The stealth liposomal doxorubicin and regular liposomal doxorubicin were prepared with and without polyethylene glycol-distearoylphosphatidylethanolamine
(PEG2000-DSPE) by the method of ammonium sulfate gradient, respectively. A reversed HPLC-UV method was established to determine the concentrations of doxorubicin in mice tissues after administration. The tissue
distribution of stealth liposomal, regular liposomal and free doxorubicin (doxorubicin hydrochloride solution) in mice and pharmacokinetics were investigated. The results showed that the distribution and pharmacokinetics of stealth liposomal doxorubicin in mice were
pronouncedly changed as compared with regular liposomal doxorubicin and free doxorubicin.
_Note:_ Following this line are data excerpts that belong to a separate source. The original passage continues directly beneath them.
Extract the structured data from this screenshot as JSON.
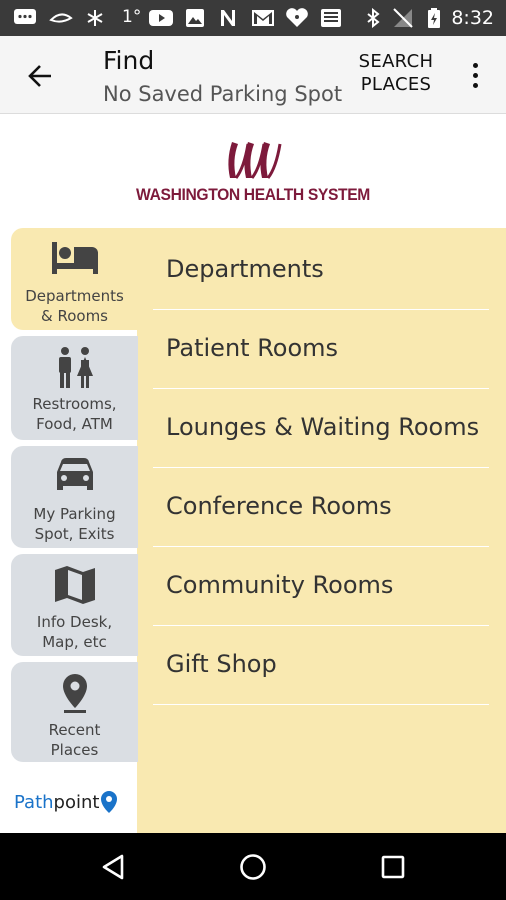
{
  "status_bar": {
    "time": "8:32",
    "temperature": "1°",
    "icons": [
      "message-icon",
      "visor-icon",
      "snowflake-icon",
      "youtube-icon",
      "photo-icon",
      "n-icon",
      "gmail-icon",
      "iheart-icon",
      "news-icon",
      "bluetooth-icon",
      "no-signal-icon",
      "battery-icon"
    ]
  },
  "app_bar": {
    "title": "Find",
    "subtitle": "No Saved Parking Spot",
    "search_label": "SEARCH\nPLACES"
  },
  "logo": {
    "text": "WASHINGTON HEALTH SYSTEM",
    "color": "#7d1a3b"
  },
  "tabs": [
    {
      "label": "Departments\n& Rooms",
      "icon": "bed-icon",
      "active": true
    },
    {
      "label": "Restrooms,\nFood, ATM",
      "icon": "restroom-icon",
      "active": false
    },
    {
      "label": "My Parking\nSpot, Exits",
      "icon": "car-icon",
      "active": false
    },
    {
      "label": "Info Desk,\nMap, etc",
      "icon": "map-icon",
      "active": false
    },
    {
      "label": "Recent\nPlaces",
      "icon": "location-pin-icon",
      "active": false
    }
  ],
  "list": [
    {
      "label": "Departments"
    },
    {
      "label": "Patient Rooms"
    },
    {
      "label": "Lounges & Waiting Rooms"
    },
    {
      "label": "Conference Rooms"
    },
    {
      "label": "Community Rooms"
    },
    {
      "label": "Gift Shop"
    }
  ],
  "brand": {
    "part1": "Path",
    "part2": "point"
  },
  "colors": {
    "panel": "#f9e9b1",
    "tab": "#dadee3",
    "status_bar": "#3a3a3a",
    "nav_bar": "#000000",
    "brand_blue": "#1a73c9"
  }
}
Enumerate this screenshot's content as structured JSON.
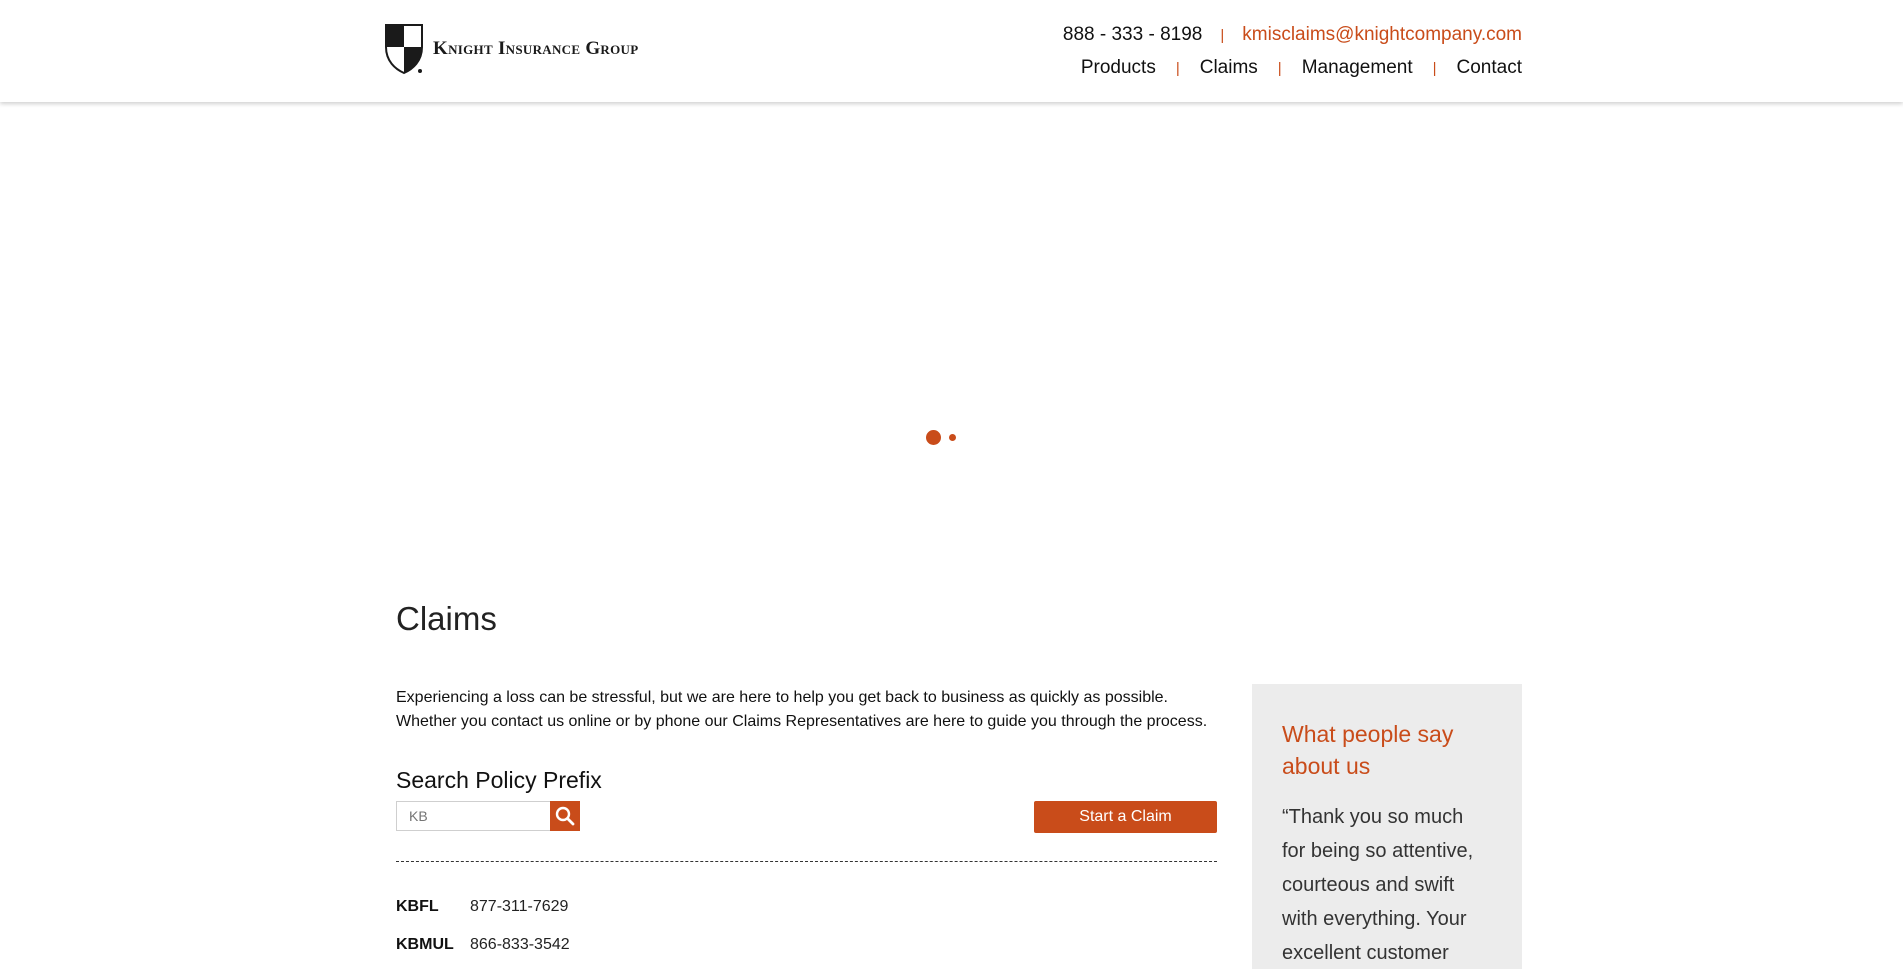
{
  "header": {
    "logo_text": "Knight Insurance Group",
    "phone": "888 - 333 - 8198",
    "contact_separator": "|",
    "email": "kmisclaims@knightcompany.com",
    "nav": [
      {
        "label": "Products"
      },
      {
        "label": "Claims"
      },
      {
        "label": "Management"
      },
      {
        "label": "Contact"
      }
    ],
    "nav_separator": "|"
  },
  "slider": {
    "indicator_icon": "loading-dots-icon"
  },
  "main": {
    "title": "Claims",
    "intro": "Experiencing a loss can be stressful, but we are here to help you get back to business as quickly as possible. Whether you contact us online or by phone our Claims Representatives are here to guide you through the process.",
    "search_title": "Search Policy Prefix",
    "search": {
      "value": "",
      "placeholder": "KB",
      "button_icon": "search-icon"
    },
    "start_claim_label": "Start a Claim",
    "prefixes": [
      {
        "code": "KBFL",
        "phone": "877-311-7629"
      },
      {
        "code": "KBMUL",
        "phone": "866-833-3542"
      }
    ]
  },
  "testimonial": {
    "title": "What people say about us",
    "quote": "“Thank you so much for being so attentive, courteous and swift with everything. Your excellent customer"
  },
  "colors": {
    "accent": "#c94c1a",
    "panel_bg": "#ececec",
    "text": "#111111"
  }
}
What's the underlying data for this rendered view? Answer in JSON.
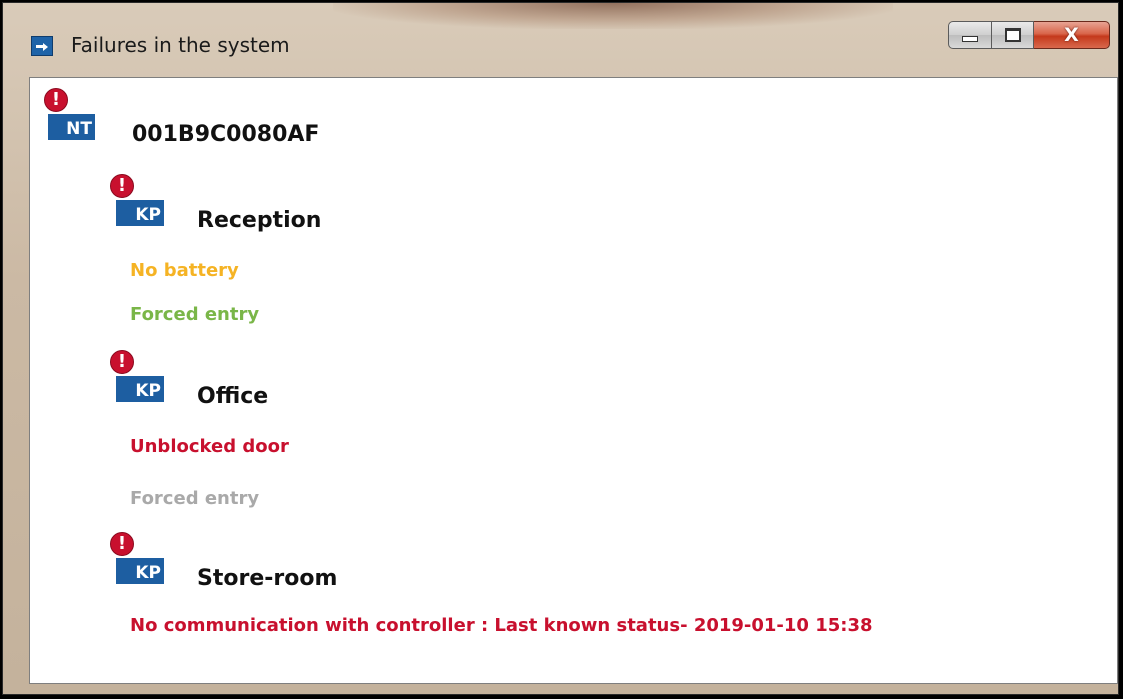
{
  "window": {
    "title": "Failures in the system",
    "icon": "app-icon",
    "buttons": {
      "minimize_icon": "minimize-icon",
      "maximize_icon": "maximize-icon",
      "close_icon": "close-icon",
      "close_glyph": "X"
    }
  },
  "alert_glyph": "!",
  "controller": {
    "badge": "NT",
    "name": "001B9C0080AF"
  },
  "keypads": [
    {
      "badge": "KP",
      "name": "Reception",
      "statuses": [
        {
          "text": "No battery",
          "color": "#f5b324"
        },
        {
          "text": "Forced entry",
          "color": "#7ab648"
        }
      ]
    },
    {
      "badge": "KP",
      "name": "Office",
      "statuses": [
        {
          "text": "Unblocked door",
          "color": "#c8102e"
        },
        {
          "text": "Forced entry",
          "color": "#a9a9a9"
        }
      ]
    },
    {
      "badge": "KP",
      "name": "Store-room",
      "statuses": [
        {
          "text": "No communication with controller : Last known status- 2019-01-10 15:38",
          "color": "#c8102e"
        }
      ]
    }
  ],
  "colors": {
    "badge_blue": "#1d5ea1",
    "alert_red": "#c8102e"
  }
}
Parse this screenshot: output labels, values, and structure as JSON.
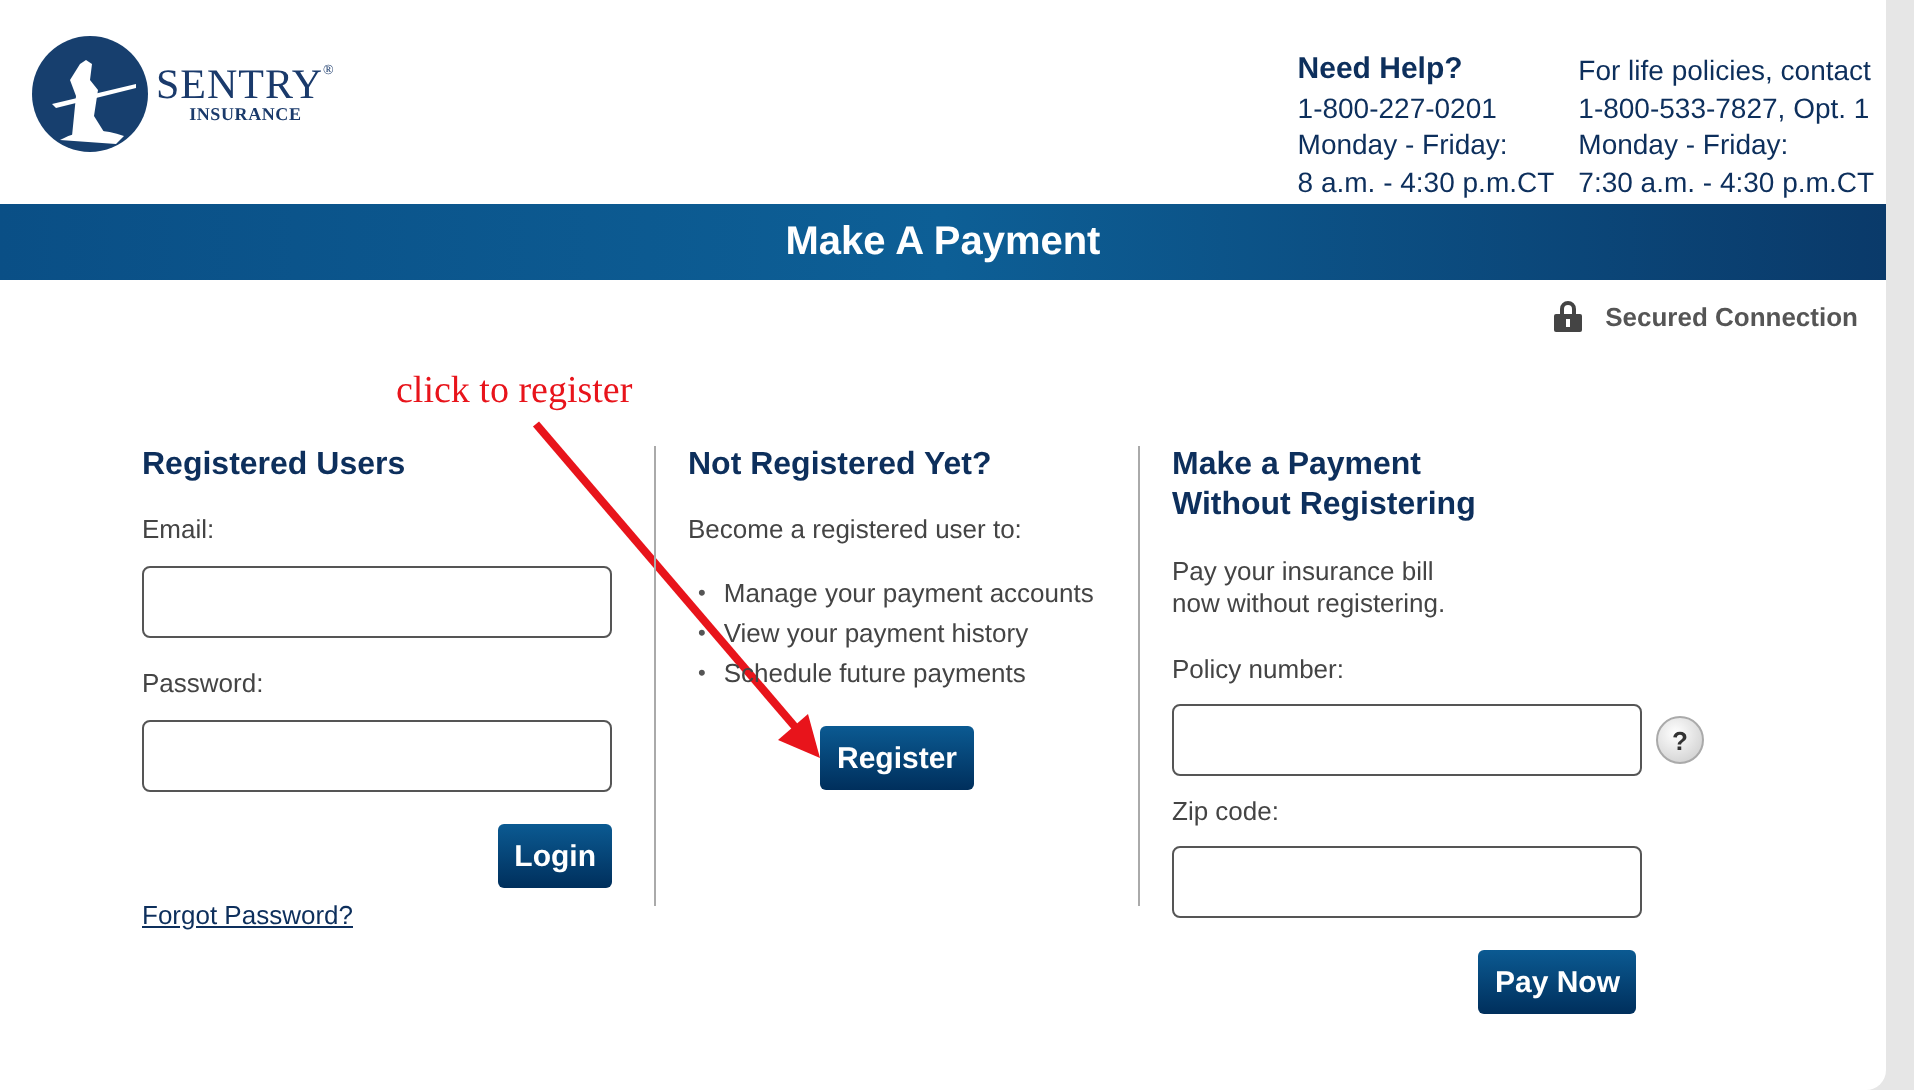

The levels of liposomal doxorubincin in the heart tissues were reduced and those of in the blood increased, especially of stealth liposomal doxorubicin. In evaluation of antitumor activity, the differences between stealth liposomal doxorubicin and regular liposomal doxorubicin were that the inhibition rate of solid tumor weight for stealth liposomal doxorubicin was higher than that of regular liposomal doxorubicin. It is concluded that the PEG ylation of liposomes can pronouncedly prolong the circulation time of doxorubicin in mice blood and increase the antitumor activity.